This welcome to Dr. Price’s onslaught will serve as antidote to Mr. Randall’s poisonous declaration, that Jefferson was opposed to interference with slave institutions by those living outside of Slave States.

In 1786 Jefferson wrote to correct M. de Meusnier’s statement of the efforts already made for emancipation; and, referring to the holding of slaves by a people who had clamored loudly and fought bravely for freedom, he says,—

“What a stupendous, what an incomprehensible machine is man,—who can endure toil, famine, stripes, imprisonment, and death itself, in vindication of his own liberty, and, in the next moment, be deaf to all those motives whose power supported him through his trial, and inflict on his fellow-men a bondage one hour of which is fraught with more misery than ages of that which he rose in rebellion to oppose!”

Here, in Jefferson himself, then, is the source of that venom with which earnest men, throughout the land, are stinging to death the organization which stole his name to destroy his ideas.

In 1788, Jefferson, being Minister at Paris, receives a note from M. de Warville tendering him membership in the Society for the Abolition of the Slave-Trade. Jefferson is forced by his peculiar position to decline, but he takes pains to say,—“You know that nobody wishes more ardently to see an abolition not only of the trade, but of the condition of slavery.”

Here is no non-committalism, no wistful casting about for loop-holes, no sly putting out of hooks to catch backers, not the feeblest germ of quibble or lie. The man answers more than he is asked. Is there not, in the present dearth, something refreshing in this old candor?

But some have thought Jefferson’s later expressions against slavery wanting in heartiness. Let us examine.

The whole world knows, that, when a wrong stings a man, making him fierce and loud, his direct expressions have often small value; but that his parenthetical expressions often have great value. This is one of the simplest principles in homely every-day criticism, serving truth-seekers, wherever wordy war rages, whether among statesmen or hackmen.

Now, in Jefferson’s letter to Dr. Gordon,—written in 1788,—he is greatly stirred by his own recital of the shameful ravages on his property by the British army.
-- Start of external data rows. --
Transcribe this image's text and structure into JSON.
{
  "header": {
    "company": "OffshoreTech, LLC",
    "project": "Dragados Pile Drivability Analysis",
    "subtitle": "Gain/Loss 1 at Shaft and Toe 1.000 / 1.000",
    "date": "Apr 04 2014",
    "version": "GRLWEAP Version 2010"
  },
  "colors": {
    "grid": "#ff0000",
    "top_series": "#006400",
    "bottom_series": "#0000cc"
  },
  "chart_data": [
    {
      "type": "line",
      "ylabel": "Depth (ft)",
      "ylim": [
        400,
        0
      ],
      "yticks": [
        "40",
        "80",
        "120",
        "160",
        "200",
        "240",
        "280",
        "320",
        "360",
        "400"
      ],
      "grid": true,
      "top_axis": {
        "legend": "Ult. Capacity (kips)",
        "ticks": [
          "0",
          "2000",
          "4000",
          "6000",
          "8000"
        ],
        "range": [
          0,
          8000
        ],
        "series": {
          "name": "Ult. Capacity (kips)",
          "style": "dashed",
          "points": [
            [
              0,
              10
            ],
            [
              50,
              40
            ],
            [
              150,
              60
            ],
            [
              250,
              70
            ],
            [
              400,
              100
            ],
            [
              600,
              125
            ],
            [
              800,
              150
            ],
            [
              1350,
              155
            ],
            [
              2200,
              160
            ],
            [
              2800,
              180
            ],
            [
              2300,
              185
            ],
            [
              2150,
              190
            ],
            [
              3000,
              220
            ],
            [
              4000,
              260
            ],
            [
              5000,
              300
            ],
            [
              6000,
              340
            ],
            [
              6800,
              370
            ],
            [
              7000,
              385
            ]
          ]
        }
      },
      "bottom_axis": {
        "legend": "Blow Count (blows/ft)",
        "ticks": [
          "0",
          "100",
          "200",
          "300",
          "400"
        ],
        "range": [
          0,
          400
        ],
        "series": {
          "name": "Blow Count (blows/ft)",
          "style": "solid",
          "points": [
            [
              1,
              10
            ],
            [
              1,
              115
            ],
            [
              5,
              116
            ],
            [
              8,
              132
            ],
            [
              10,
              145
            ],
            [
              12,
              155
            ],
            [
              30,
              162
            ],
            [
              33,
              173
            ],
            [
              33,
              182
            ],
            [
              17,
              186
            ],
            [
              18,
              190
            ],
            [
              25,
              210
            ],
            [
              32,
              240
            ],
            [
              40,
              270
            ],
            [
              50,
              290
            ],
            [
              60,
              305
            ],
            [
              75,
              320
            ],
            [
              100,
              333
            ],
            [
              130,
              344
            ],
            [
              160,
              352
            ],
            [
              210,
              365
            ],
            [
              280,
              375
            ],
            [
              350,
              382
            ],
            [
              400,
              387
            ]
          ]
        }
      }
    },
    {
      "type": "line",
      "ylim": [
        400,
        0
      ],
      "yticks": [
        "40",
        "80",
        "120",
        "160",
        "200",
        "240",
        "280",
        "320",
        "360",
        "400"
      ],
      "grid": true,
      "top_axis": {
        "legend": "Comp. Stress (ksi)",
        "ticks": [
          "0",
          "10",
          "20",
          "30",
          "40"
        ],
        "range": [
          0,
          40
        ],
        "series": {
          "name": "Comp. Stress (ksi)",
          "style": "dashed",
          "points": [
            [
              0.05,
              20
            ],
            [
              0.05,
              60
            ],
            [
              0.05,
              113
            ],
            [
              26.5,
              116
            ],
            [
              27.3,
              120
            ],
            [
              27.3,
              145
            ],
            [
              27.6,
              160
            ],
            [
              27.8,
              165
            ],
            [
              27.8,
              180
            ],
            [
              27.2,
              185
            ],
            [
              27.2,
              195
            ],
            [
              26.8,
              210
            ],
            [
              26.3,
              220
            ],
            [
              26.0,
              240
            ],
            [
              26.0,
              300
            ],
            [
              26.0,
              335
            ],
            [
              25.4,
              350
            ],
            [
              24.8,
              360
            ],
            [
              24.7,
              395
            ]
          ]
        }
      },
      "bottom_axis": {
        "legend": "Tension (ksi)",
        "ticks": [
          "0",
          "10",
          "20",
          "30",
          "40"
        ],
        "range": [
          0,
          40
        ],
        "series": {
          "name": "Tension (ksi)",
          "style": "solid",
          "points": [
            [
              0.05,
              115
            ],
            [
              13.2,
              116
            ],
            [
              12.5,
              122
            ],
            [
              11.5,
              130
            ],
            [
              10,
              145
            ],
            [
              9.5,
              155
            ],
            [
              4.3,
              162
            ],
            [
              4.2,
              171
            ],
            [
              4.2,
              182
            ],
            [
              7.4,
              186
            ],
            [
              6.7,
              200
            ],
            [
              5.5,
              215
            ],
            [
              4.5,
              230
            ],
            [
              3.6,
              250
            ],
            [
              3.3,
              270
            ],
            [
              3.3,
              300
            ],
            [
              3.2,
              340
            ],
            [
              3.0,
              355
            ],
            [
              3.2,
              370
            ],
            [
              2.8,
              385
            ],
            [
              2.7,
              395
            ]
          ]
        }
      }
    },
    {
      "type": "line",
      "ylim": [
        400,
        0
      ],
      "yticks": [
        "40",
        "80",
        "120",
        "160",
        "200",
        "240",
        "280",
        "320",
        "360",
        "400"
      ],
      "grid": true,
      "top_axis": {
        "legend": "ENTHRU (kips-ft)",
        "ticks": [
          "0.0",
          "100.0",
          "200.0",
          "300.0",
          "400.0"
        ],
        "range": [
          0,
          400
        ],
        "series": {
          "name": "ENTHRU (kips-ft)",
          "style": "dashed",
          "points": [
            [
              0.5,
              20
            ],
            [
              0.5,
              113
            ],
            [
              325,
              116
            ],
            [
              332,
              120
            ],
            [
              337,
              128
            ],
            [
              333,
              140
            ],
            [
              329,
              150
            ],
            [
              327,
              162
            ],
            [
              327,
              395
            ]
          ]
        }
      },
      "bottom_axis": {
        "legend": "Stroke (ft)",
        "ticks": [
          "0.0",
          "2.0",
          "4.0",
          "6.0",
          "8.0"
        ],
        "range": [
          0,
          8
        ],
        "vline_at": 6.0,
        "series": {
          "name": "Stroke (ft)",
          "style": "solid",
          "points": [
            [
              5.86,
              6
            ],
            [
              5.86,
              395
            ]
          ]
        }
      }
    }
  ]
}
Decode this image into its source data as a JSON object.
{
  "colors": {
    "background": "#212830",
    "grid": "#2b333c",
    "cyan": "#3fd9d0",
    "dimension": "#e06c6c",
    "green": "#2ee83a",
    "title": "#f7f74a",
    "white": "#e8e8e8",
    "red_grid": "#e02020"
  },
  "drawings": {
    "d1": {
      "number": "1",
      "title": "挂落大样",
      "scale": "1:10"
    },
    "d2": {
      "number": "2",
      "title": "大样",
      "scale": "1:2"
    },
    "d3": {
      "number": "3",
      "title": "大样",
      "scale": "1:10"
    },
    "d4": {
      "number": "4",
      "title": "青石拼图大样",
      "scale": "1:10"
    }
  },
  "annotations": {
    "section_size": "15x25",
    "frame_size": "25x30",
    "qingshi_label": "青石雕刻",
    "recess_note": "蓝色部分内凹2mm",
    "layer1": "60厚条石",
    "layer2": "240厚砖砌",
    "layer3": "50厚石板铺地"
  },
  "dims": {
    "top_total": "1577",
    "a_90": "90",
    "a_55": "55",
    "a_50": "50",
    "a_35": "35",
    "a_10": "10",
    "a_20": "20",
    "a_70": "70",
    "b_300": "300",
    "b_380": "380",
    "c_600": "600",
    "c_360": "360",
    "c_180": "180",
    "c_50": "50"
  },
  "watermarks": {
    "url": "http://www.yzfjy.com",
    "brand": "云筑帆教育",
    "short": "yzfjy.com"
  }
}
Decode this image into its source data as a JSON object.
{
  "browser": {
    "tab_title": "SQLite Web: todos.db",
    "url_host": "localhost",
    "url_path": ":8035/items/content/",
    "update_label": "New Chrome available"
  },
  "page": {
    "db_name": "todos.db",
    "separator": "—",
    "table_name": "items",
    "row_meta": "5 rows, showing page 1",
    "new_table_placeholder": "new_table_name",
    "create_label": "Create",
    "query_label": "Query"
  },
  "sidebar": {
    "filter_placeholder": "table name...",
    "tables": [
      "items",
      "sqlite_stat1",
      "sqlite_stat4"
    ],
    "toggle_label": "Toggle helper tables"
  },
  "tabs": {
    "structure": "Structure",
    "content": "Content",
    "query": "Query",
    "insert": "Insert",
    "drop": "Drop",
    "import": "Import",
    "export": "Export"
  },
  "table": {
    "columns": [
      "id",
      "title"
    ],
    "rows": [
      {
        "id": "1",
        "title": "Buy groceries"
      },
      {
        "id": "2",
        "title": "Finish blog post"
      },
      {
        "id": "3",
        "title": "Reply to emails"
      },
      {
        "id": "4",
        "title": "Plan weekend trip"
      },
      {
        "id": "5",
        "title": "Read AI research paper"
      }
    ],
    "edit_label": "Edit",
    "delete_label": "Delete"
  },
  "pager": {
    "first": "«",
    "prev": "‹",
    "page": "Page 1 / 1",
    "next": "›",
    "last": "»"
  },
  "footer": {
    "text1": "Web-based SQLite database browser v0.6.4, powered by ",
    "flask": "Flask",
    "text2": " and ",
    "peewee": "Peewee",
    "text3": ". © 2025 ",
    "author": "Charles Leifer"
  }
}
Just at the moment when his indignation was at the hottest, there shot out of his heart, and off his pen, one of these side-thoughts, one of these fragments of the man’s ground-idea, which, at such moments, truth-seekers always watch for. Jefferson says of Cornwallis,—

“He destroyed all my growing crops of corn and tobacco; he burned all my barns containing the same articles of the last year, having first taken what corn he wanted; he used, as was to be expected, all my stock of cattle, sheep, and hogs, for the sustenance of his army, and carried off all the horses capable of service,—of those too young for service he cut the throats; and he burned all the fences in the plantation, so as to make it an absolute waste. He carried off also about thirty slaves. Had this been to give them their freedom, he would have done right.”